Secure referral sources. Remember, consumers will be heavily influenced by health care professionals. Ensure physicians will refer patients to you. Be sure to assess and address any barriers to physician referrals, including lack of awareness that you offer specific services or have particular subspecialists, lack of familiarity with the providers on your team, issues with timely access, or issues with the process of making a referral.

Optimize online information about your team. Make sure Google searches for your specialists will return information and links to articles that will build consumer confidence in their experience, expertise, and patient-focus. If your physician has particular expertise with a specific condition or procedure be sure to feature that, and when possible accompany it with statistics that back up that expertise, such as procedure volume and positive outcomes. Google searches that yield links to a variety of sources that position your team member as an expert are particularly effective, such as links to published, peer-reviewed articles and merit awards on sites other than your hospital or system. Being the expert other physicians turn to regarding a condition or procedure is comforting to patients, so any evidence of that should be elevated.

Feature your hospital or system’s state-of-the-art technology and strong reputation. Update physician bios to make key information easy to find and focused on what consumers want to know (experience, expertise, patient-focus), then include links from physician pages that address your hospital’s state-of-the-art equipment and recognitions that speak to quality of care, such as accreditations, awards and affiliations. Ensure that information regarding affiliations makes it clear how those affiliations lead to better patient outcomes.

Pay attention to star ratings and reviews. Few star ratings and reviews for your providers will undermine the perception that the provider is highly experienced.

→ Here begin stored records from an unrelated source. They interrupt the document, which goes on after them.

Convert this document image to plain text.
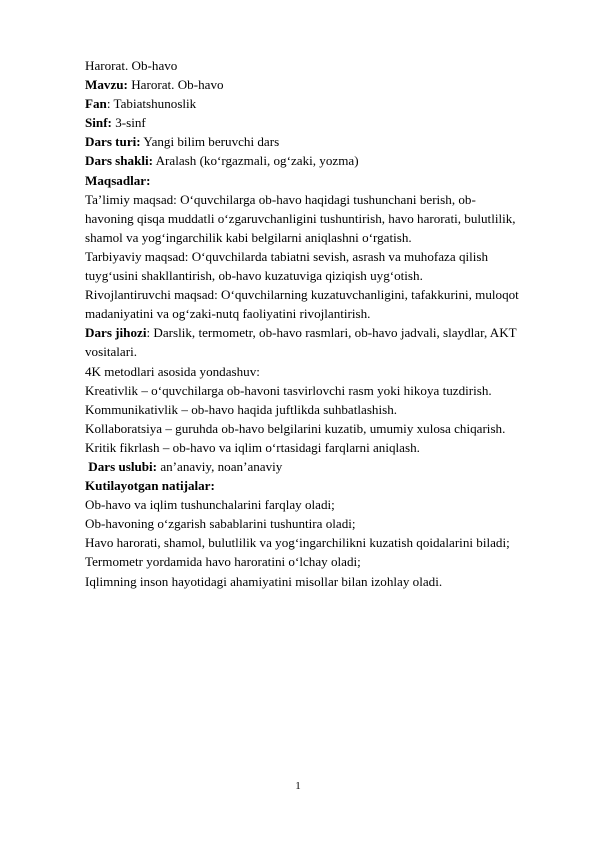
Harorat. Ob-havo

Mavzu: Harorat. Ob-havo

Fan: Tabiatshunoslik

Sinf: 3-sinf

Dars turi: Yangi bilim beruvchi dars

Dars shakli: Aralash (ko‘rgazmali, og‘zaki, yozma)

Maqsadlar:

Ta’limiy maqsad: O‘quvchilarga ob-havo haqidagi tushunchani berish, ob-

havoning qisqa muddatli o‘zgaruvchanligini tushuntirish, havo harorati, bulutlilik,

shamol va yog‘ingarchilik kabi belgilarni aniqlashni o‘rgatish.

Tarbiyaviy maqsad: O‘quvchilarda tabiatni sevish, asrash va muhofaza qilish

tuyg‘usini shakllantirish, ob-havo kuzatuviga qiziqish uyg‘otish.

Rivojlantiruvchi maqsad: O‘quvchilarning kuzatuvchanligini, tafakkurini, muloqot

madaniyatini va og‘zaki-nutq faoliyatini rivojlantirish.

Dars jihozi: Darslik, termometr, ob-havo rasmlari, ob-havo jadvali, slaydlar, AKT

vositalari.

4K metodlari asosida yondashuv:

Kreativlik – o‘quvchilarga ob-havoni tasvirlovchi rasm yoki hikoya tuzdirish.

Kommunikativlik – ob-havo haqida juftlikda suhbatlashish.

Kollaboratsiya – guruhda ob-havo belgilarini kuzatib, umumiy xulosa chiqarish.

Kritik fikrlash – ob-havo va iqlim o‘rtasidagi farqlarni aniqlash.

Dars uslubi: an’anaviy, noan’anaviy

Kutilayotgan natijalar:

Ob-havo va iqlim tushunchalarini farqlay oladi;

Ob-havoning o‘zgarish sabablarini tushuntira oladi;

Havo harorati, shamol, bulutlilik va yog‘ingarchilikni kuzatish qoidalarini biladi;

Termometr yordamida havo haroratini o‘lchay oladi;

Iqlimning inson hayotidagi ahamiyatini misollar bilan izohlay oladi.

1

However, the most important thing to address are low star ratings and poor reviews: our research has shown that while few patients will abandon a search due to a lack of ratings or reviews, over 3 in 4 will abandon consideration of a provider who has a low star rating total – in fact, a mediocre overall star rating seems to be more damaging than a handful of very weak reviews.

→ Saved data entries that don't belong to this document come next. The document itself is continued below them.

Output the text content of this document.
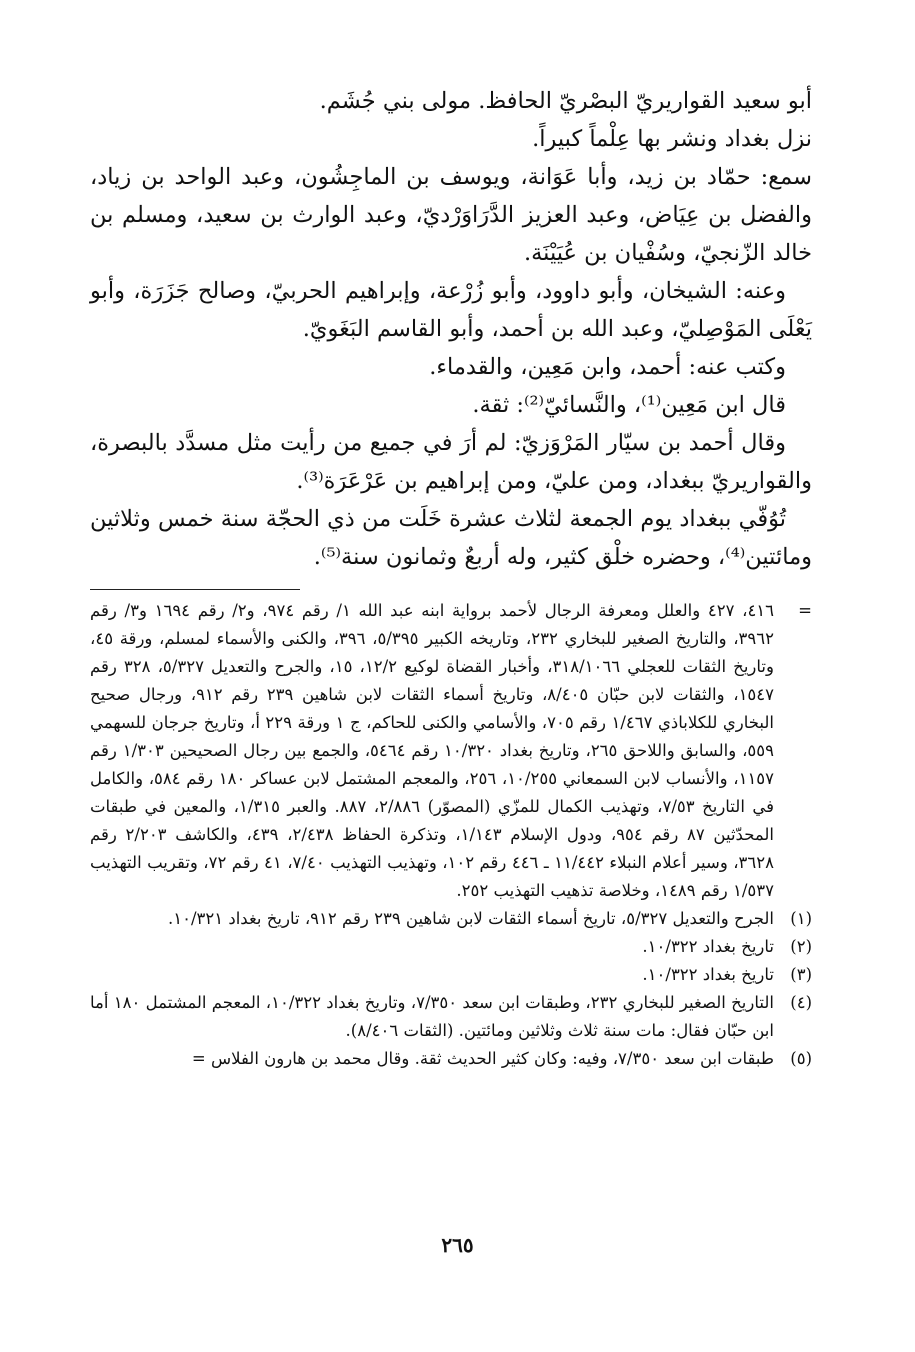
أبو سعيد القواريريّ البصْريّ الحافظ. مولى بني جُشَم.

نزل بغداد ونشر بها عِلْماً كبيراً.

سمع: حمّاد بن زيد، وأبا عَوَانة، ويوسف بن الماجِشُون، وعبد الواحد بن زياد، والفضل بن عِيَاض، وعبد العزيز الدَّرَاوَرْديّ، وعبد الوارث بن سعيد، ومسلم بن خالد الزّنجيّ، وسُفْيان بن عُيَيْنَة.

وعنه: الشيخان، وأبو داوود، وأبو زُرْعة، وإبراهيم الحربيّ، وصالح جَزَرَة، وأبو يَعْلَى المَوْصِليّ، وعبد الله بن أحمد، وأبو القاسم البَغَويّ.

وكتب عنه: أحمد، وابن مَعِين، والقدماء.

قال ابن مَعِين⁽¹⁾، والنَّسائيّ⁽²⁾: ثقة.

وقال أحمد بن سيّار المَرْوَزيّ: لم أرَ في جميع من رأيت مثل مسدَّد بالبصرة، والقواريريّ ببغداد، ومن عليّ، ومن إبراهيم بن عَرْعَرَة⁽³⁾.

تُوُفّي ببغداد يوم الجمعة لثلاث عشرة خَلَت من ذي الحجّة سنة خمس وثلاثين ومائتين⁽⁴⁾، وحضره خلْق كثير، وله أربعٌ وثمانون سنة⁽⁵⁾.

=
٤١٦، ٤٢٧ والعلل ومعرفة الرجال لأحمد برواية ابنه عبد الله ١/ رقم ٩٧٤، و٢/ رقم ١٦٩٤ و٣/ رقم ٣٩٦٢، والتاريخ الصغير للبخاري ٢٣٢، وتاريخه الكبير ٥/٣٩٥، ٣٩٦، والكنى والأسماء لمسلم، ورقة ٤٥، وتاريخ الثقات للعجلي ٣١٨/١٠٦٦، وأخبار القضاة لوكيع ١٢/٢، ١٥، والجرح والتعديل ٥/٣٢٧، ٣٢٨ رقم ١٥٤٧، والثقات لابن حبّان ٨/٤٠٥، وتاريخ أسماء الثقات لابن شاهين ٢٣٩ رقم ٩١٢، ورجال صحيح البخاري للكلاباذي ١/٤٦٧ رقم ٧٠٥، والأسامي والكنى للحاكم، ج ١ ورقة ٢٢٩ أ، وتاريخ جرجان للسهمي ٥٥٩، والسابق واللاحق ٢٦٥، وتاريخ بغداد ١٠/٣٢٠ رقم ٥٤٦٤، والجمع بين رجال الصحيحين ١/٣٠٣ رقم ١١٥٧، والأنساب لابن السمعاني ١٠/٢٥٥، ٢٥٦، والمعجم المشتمل لابن عساكر ١٨٠ رقم ٥٨٤، والكامل في التاريخ ٧/٥٣، وتهذيب الكمال للمزّي (المصوّر) ٢/٨٨٦، ٨٨٧. والعبر ١/٣١٥، والمعين في طبقات المحدّثين ٨٧ رقم ٩٥٤، ودول الإسلام ١/١٤٣، وتذكرة الحفاظ ٢/٤٣٨، ٤٣٩، والكاشف ٢/٢٠٣ رقم ٣٦٢٨، وسير أعلام النبلاء ١١/٤٤٢ ـ ٤٤٦ رقم ١٠٢، وتهذيب التهذيب ٧/٤٠، ٤١ رقم ٧٢، وتقريب التهذيب ١/٥٣٧ رقم ١٤٨٩، وخلاصة تذهيب التهذيب ٢٥٢.
(١)
الجرح والتعديل ٥/٣٢٧، تاريخ أسماء الثقات لابن شاهين ٢٣٩ رقم ٩١٢، تاريخ بغداد ١٠/٣٢١.
(٢)
تاريخ بغداد ١٠/٣٢٢.
(٣)
تاريخ بغداد ١٠/٣٢٢.
(٤)
التاريخ الصغير للبخاري ٢٣٢، وطبقات ابن سعد ٧/٣٥٠، وتاريخ بغداد ١٠/٣٢٢، المعجم المشتمل ١٨٠ أما ابن حبّان فقال: مات سنة ثلاث وثلاثين ومائتين. (الثقات ٨/٤٠٦).
(٥)
طبقات ابن سعد ٧/٣٥٠، وفيه: وكان كثير الحديث ثقة. وقال محمد بن هارون الفلاس =
٢٦٥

Address any brand issues. Ensure patients will be receptive to a referral to a physician at your hospital or system by addressing any brand issues. For example, if your brand image for competence/expertise of physicians is low, or even just lower than your competitors, you might focus on ensuring the qualifications of your team are front and center and pushing that message out in appropriate ways. If your brand image has been tarnished by inconsistent patient experiences or service challenges in the past you might focus more resources on using the voice of the patient to invite consumers to see you through a new lens.